Styler, the Army's commanding general in the West Pacific, addressed the troops on the radio, they drowned him out with boos. The armed forces were segregated at the time, and all 250 members of the all-Black 823rd Engineer Aviation Battalion in Burma sent a letter to Truman, saying they were "disgusted with undemocratic American foreign policy" and did not want to "take the field in league with the alien rulers against the freedom revolts of the oppressed peoples." In Guam, 3,500 Air Force troops staged a hunger strike, while 18,000 soldiers pooled money to send a cable to journalists making their case for repatriation. Three thousand joined them in Korea, and 5,000 in Kolkata. Then, more than 20,000 American soldiers marched in Manila, demanding to return home.Īnother 20,000 demonstrated in Honolulu.

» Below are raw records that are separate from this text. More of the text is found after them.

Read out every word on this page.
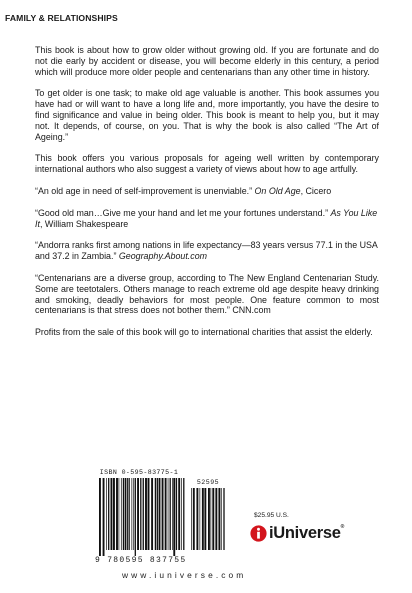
FAMILY & RELATIONSHIPS

This book is about how to grow older without growing old. If you are fortunate and do not die early by accident or disease, you will become elderly in this century, a period which will produce more older people and centenarians than any other time in history.

To get older is one task; to make old age valuable is another. This book assumes you have had or will want to have a long life and, more importantly, you have the desire to find significance and value in being older. This book is meant to help you, but it may not. It depends, of course, on you. That is why the book is also called “The Art of Ageing.”

This book offers you various proposals for ageing well written by contemporary international authors who also suggest a variety of views about how to age artfully.

“An old age in need of self-improvement is unenviable.” On Old Age, Cicero

“Good old man…Give me your hand and let me your fortunes understand.” As You Like It, William Shakespeare

“Andorra ranks first among nations in life expectancy—83 years versus 77.1 in the USA and 37.2 in Zambia.” Geography.About.com

“Centenarians are a diverse group, according to The New England Centenarian Study. Some are teetotalers. Others manage to reach extreme old age despite heavy drinking and smoking, deadly behaviors for most people. One feature common to most centenarians is that stress does not bother them.” CNN.com

Profits from the sale of this book will go to international charities that assist the elderly.

ISBN 0-595-83775-1
52595
9 780595 837755
$25.95 U.S.
iUniverse®
www.iuniverse.com
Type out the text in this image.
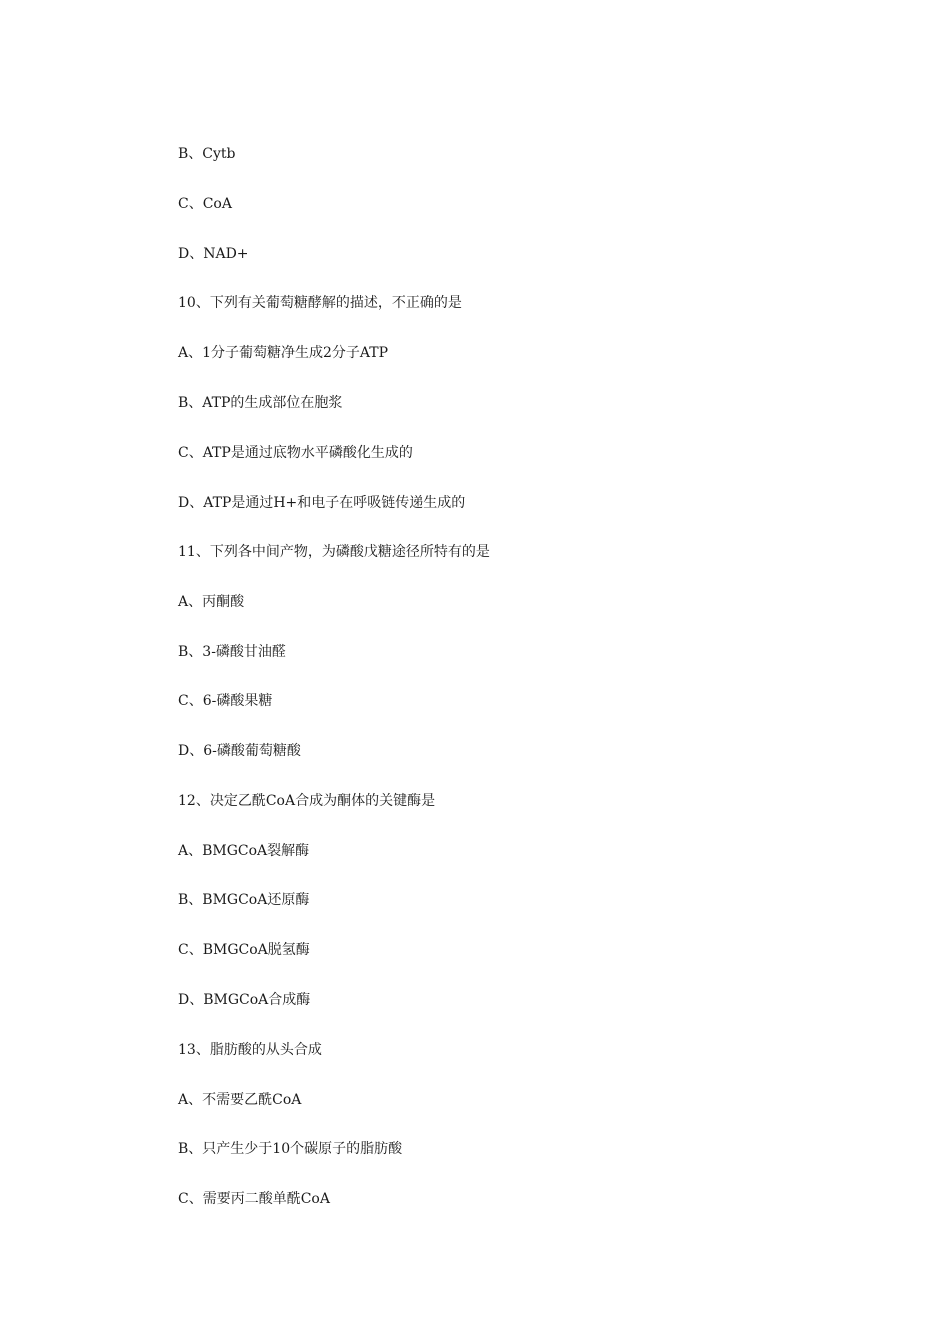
B、Cytb
C、CoA
D、NAD+
10、下列有关葡萄糖酵解的描述，不正确的是
A、1分子葡萄糖净生成2分子ATP
B、ATP的生成部位在胞浆
C、ATP是通过底物水平磷酸化生成的
D、ATP是通过H+和电子在呼吸链传递生成的
11、下列各中间产物，为磷酸戊糖途径所特有的是
A、丙酮酸
B、3-磷酸甘油醛
C、6-磷酸果糖
D、6-磷酸葡萄糖酸
12、决定乙酰CoA合成为酮体的关键酶是
A、BMGCoA裂解酶
B、BMGCoA还原酶
C、BMGCoA脱氢酶
D、BMGCoA合成酶
13、脂肪酸的从头合成
A、不需要乙酰CoA
B、只产生少于10个碳原子的脂肪酸
C、需要丙二酸单酰CoA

the day after world war iii the day after world war iii

During World War II, the United States had fought to end a brutal occupation by the Japanese. colony that had suffered untold repression and slaughter in the 50 years since Spain handed it over in the Spanish-American War. The first protests took place in the Philippines, a U.S. Now it was the troops' turn to put up a fight. Truman panicked at the "dangerous speed" of demobilization and ordered a slowdown in January 1946. That did not go over well with the soldiers' families, who bombarded their congressional representatives with photos of children missing their fathers and pairs of baby shoes with tags reading "Bring Daddy home." Washington relented, and soldiers packed their bags, until President Harry S.

the day after world war iii

government decided that rather than fully demobilize the military, it would maintain a troop force of 2.5 million. That same month, threatened with left-wing independence movements in its far-flung overseas territories and across Asia, the U.S. The story began just after the war concluded with Japan's surrender in August 1945. But few times have they flexed their political muscle as they did in 1946, when huge numbers of the very fighters who had just defeated the Axis powers directly challenged their commanders with a demand to return home and, miraculously, won. Veterans have often wielded outsize political influence - catered to as voters, recruited as candidates and rewarded with government benefits - and the number of veteran advocacy groups has exploded in recent years.